Issuing a dir command at the loader> prompt lists files available in memory. In this case, look for a kickstart image and a system image.

From the loader prompt issue a boot [name_of_KICKSTART_image_file]. This will extract the kickstart image and when it finishes places you at the Switch(boot)# prompt.


While at the Switch(boot)# prompt, execute the command load [name_of_SYSTEM_image_file].


Now the fabric interconnect is fully booted with the system image and will be able to join in to the cluster (assuming you’ve the proper L1 and L2 cable connections in place and you matched proper images with the primary fabric interconnect)

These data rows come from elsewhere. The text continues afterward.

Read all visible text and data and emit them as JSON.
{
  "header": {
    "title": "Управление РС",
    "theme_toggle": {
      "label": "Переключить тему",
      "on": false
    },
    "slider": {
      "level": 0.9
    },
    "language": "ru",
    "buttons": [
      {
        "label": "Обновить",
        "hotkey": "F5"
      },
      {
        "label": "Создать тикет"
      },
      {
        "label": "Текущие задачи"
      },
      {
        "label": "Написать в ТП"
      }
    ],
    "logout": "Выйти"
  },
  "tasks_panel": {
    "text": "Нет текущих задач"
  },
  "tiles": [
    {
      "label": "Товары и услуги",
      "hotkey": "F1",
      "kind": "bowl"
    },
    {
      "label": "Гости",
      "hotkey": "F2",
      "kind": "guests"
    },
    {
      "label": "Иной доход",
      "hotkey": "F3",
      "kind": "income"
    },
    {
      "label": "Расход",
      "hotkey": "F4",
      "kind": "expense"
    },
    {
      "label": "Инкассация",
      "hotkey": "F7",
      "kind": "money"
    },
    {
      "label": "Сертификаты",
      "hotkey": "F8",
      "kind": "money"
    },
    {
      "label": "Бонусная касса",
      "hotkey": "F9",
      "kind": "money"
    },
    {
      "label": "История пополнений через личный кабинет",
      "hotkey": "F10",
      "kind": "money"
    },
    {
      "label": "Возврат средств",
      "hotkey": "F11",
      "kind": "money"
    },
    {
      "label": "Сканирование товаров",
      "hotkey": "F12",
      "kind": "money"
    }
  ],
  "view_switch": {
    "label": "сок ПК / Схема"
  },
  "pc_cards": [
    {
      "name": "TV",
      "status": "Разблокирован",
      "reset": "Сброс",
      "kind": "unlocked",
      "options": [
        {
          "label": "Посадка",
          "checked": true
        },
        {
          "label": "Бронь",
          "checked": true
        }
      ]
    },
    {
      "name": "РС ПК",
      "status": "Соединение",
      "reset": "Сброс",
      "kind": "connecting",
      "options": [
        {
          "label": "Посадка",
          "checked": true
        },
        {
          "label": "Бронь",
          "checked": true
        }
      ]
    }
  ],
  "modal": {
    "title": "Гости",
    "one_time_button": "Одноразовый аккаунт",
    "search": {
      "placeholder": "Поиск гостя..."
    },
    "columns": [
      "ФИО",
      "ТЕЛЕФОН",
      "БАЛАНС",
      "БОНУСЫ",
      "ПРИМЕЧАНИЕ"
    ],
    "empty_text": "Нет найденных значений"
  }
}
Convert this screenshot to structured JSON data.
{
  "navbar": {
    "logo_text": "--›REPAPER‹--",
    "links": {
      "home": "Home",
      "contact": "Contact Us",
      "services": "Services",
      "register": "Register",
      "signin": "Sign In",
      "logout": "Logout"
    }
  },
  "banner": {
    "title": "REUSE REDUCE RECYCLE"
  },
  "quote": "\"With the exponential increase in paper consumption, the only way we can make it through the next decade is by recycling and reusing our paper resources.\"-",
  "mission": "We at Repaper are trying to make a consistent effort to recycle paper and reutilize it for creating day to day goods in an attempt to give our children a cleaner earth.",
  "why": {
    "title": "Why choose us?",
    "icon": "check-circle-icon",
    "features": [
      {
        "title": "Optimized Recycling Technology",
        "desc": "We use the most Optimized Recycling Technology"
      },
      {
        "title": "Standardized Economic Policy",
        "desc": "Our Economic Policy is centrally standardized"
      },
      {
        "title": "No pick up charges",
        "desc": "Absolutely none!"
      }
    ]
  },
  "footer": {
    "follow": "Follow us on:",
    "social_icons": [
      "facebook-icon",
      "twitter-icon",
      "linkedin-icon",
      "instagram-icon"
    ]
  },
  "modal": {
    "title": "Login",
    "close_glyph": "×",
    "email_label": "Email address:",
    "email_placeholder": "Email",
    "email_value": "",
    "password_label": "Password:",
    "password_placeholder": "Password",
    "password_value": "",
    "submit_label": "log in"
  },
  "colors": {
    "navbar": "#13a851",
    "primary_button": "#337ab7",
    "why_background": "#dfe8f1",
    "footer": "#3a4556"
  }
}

Verify the fabric interconnect is clustered in properly, then go to the UCSM page by browsing to the cluster IP address and login.


In UCSM, select Equipment and look for tab Firmware Management > Installed Firmware, then click on Activate Firmware. Here I was able to see a mismatch in Running Version between the FIs and Startup Version for the affected fabric interconnect B showed an empty value.


From the drop down menu of available packages, I pointed it to the kernel and system images I wanted it to boot to and also made sure the Startup Versions of kernel and system images on fabric interconnects A and B match.

As soon as you click “Apply” a dialog box notifies you this is a procedure that requires a reboot of the fabric interconnects and that you will lose access to the UCS manager.

This will activate the firmware you selected for both fabric interconnects and after a certain period of time will complete. Uniformity in version will prevail as follows.


Finally I tested by rebooting either the whole fabric interconnect cluster or only fabric interconnect B.


Boot process was now able to proceed to extraction of the proper kickstart and system images. This got rid of the error message and fabric interconnect B joined the cluster without any issues.